Parce que Jean-Philippe Clarac et Olivier Deloeuil leur inventent un passé, tous les personnages gagnent en consistance, et en crédibilité. À rebours des caricatures boursouflées d’une certaine tradition, la Prima Donna et le Ténor, qui ont manifestement partagé bien plus que la scène, avant qu’une très probable infidélité ne les sépare, doivent composer, en privé comme en public, avec des sentiments contradictoires, avant que les rôles qu’ils incarnent ne ravivent leur ancienne passion.

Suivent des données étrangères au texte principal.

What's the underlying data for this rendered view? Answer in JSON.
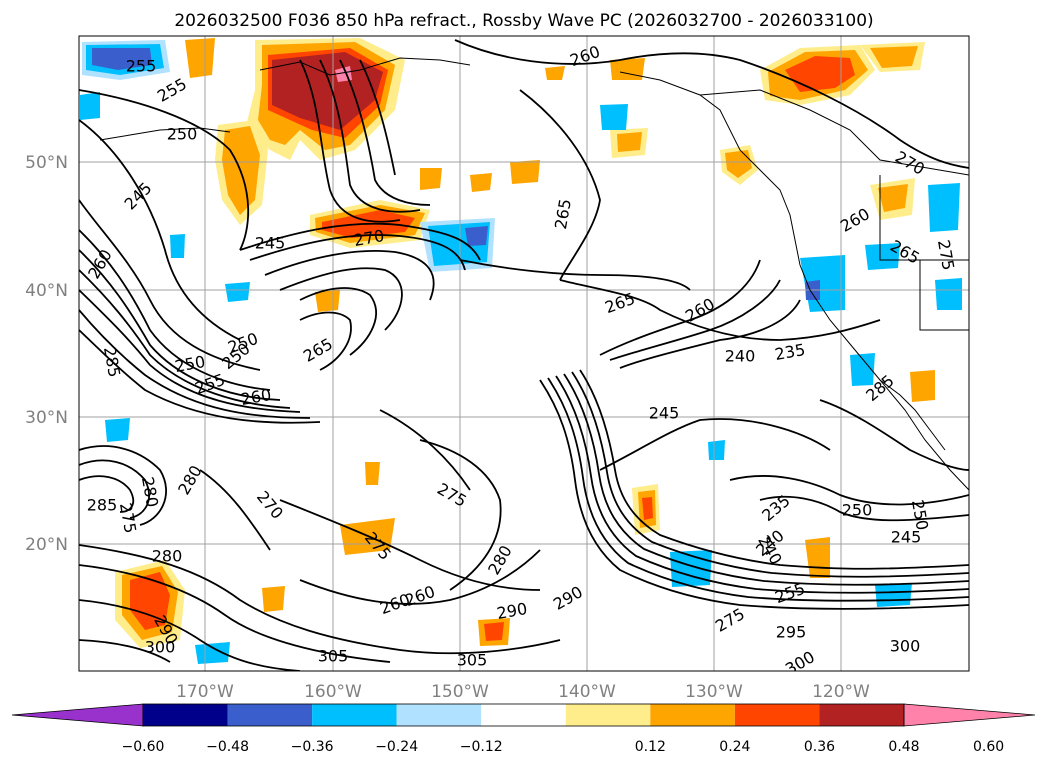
{
  "title": "2026032500 F036 850 hPa refract., Rossby Wave PC (2026032700 - 2026033100)",
  "lat_labels": [
    "50°N",
    "40°N",
    "30°N",
    "20°N"
  ],
  "lon_labels": [
    "170°W",
    "160°W",
    "150°W",
    "140°W",
    "130°W",
    "120°W"
  ],
  "contour_labels": [
    "255",
    "255",
    "250",
    "245",
    "245",
    "260",
    "260",
    "250",
    "250",
    "265",
    "265",
    "270",
    "260",
    "265",
    "270",
    "260",
    "255",
    "240",
    "250",
    "260",
    "240",
    "235",
    "265",
    "275",
    "245",
    "280",
    "285",
    "275",
    "280",
    "270",
    "275",
    "280",
    "275",
    "285",
    "290",
    "290",
    "300",
    "305",
    "305",
    "295",
    "260",
    "275",
    "255",
    "240",
    "235",
    "250",
    "245",
    "250",
    "285",
    "290",
    "300",
    "300",
    "280",
    "260"
  ],
  "colorbar": {
    "ticks": [
      "−0.60",
      "−0.48",
      "−0.36",
      "−0.24",
      "−0.12",
      "0.12",
      "0.24",
      "0.36",
      "0.48",
      "0.60"
    ],
    "colors": [
      "#9932cc",
      "#00008b",
      "#3a5fcd",
      "#00bfff",
      "#b0e2ff",
      "#ffffff",
      "#ffec8b",
      "#ffa500",
      "#ff4500",
      "#b22222",
      "#ff82ab"
    ]
  },
  "fill_colors": {
    "pos1": "#ffec8b",
    "pos2": "#ffa500",
    "pos3": "#ff4500",
    "pos4": "#b22222",
    "pos5": "#ff82ab",
    "neg1": "#b0e2ff",
    "neg2": "#00bfff",
    "neg3": "#3a5fcd"
  }
}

Avec quelle justesse ils montrent à quel point les renoncements et les compromissions ont affecté l’équilibre psychique du Maître de musique, entre sourires de façade et haine rentrée pour cet homme assez riche pour se payer un opéra, alors même qu’il n’a aucun goût pour cet art, qui l’ennuie au point de l’endormir profondément ! Les compagnons de Zerbinetta profiteront du duo d’amour pour le bâillonner et le ligoter, en un simulacre de meurtre, et reprendre leur liberté en quittant le théâtre, pour aller boire un verre, insouciants, au bord d’une fontaine. Après ces trop longs mois où la crise sanitaire a fait peser ses menaces et ses contraintes, parfois absurdes, sur nos vies, cette dernière image nous a ému aux larmes.

D’autant qu’elle renforce l’impression que les interprètes forment un véritable ensemble, riche d’individualités pour la plupart remarquables. Sans doute Christian Miedl marque-t-il davantage, en Maître de musique, par son jeu que par un instrument atone. Suraigu parfois fixe, et rayonnement un rien limité,  Liudmila Lokaichuk n’en brille pas moins dans le numéro de haute voltige de Zerbinetta.

Sombre, mais dardé jusqu’à l’incandescence, le premier Compositeur de Julie Robard-Gendre tutoie déjà l’idéal, qu’elle atteindra en affûtant son allemand, et en épanouissant davantage le sommet de l’ambitus. C’est sur les cimes de Bacchus que le ténor bien accroché de Bryan Register trouve le ressort inépuisable de son intrépidité face à une écriture impossible, qui en a vu plus d’un s’égosiller, ou carrément abdiquer.

Alliant à une plastique de marbre antique la souplesse féline d’une Salome, Camille Schnoor préserve Ariadne du hiératisme dans lequel l’ont figée plusieurs générations de sopranos grand format, sans sacrifier le maintien tragique que sa double ascendance divine confère à ses monologues. Voix lyrique, dont la lumière s’intensifie dès que la tessiture s’élève, et d’un métal suffisamment trempé pour dominer une partie redoutablement escarpée, elle sculpte chaque syllabe avec une intelligence supérieure de ses propres moyens.

Si l’acoustique favorable du théâtre permet aux chanteurs de ne jamais forcer leur nature, Robert Tuohy veille aux équilibres avec souplesse et une subtile maîtrise de la progression. Le fini instrumental inespéré de l’Orchestre de l’Opéra de Limoges, particulièrement dans cet effectif ne pardonnant aucun écart, parachève une représentation dont la sincérité n’est pas la moindre qualité.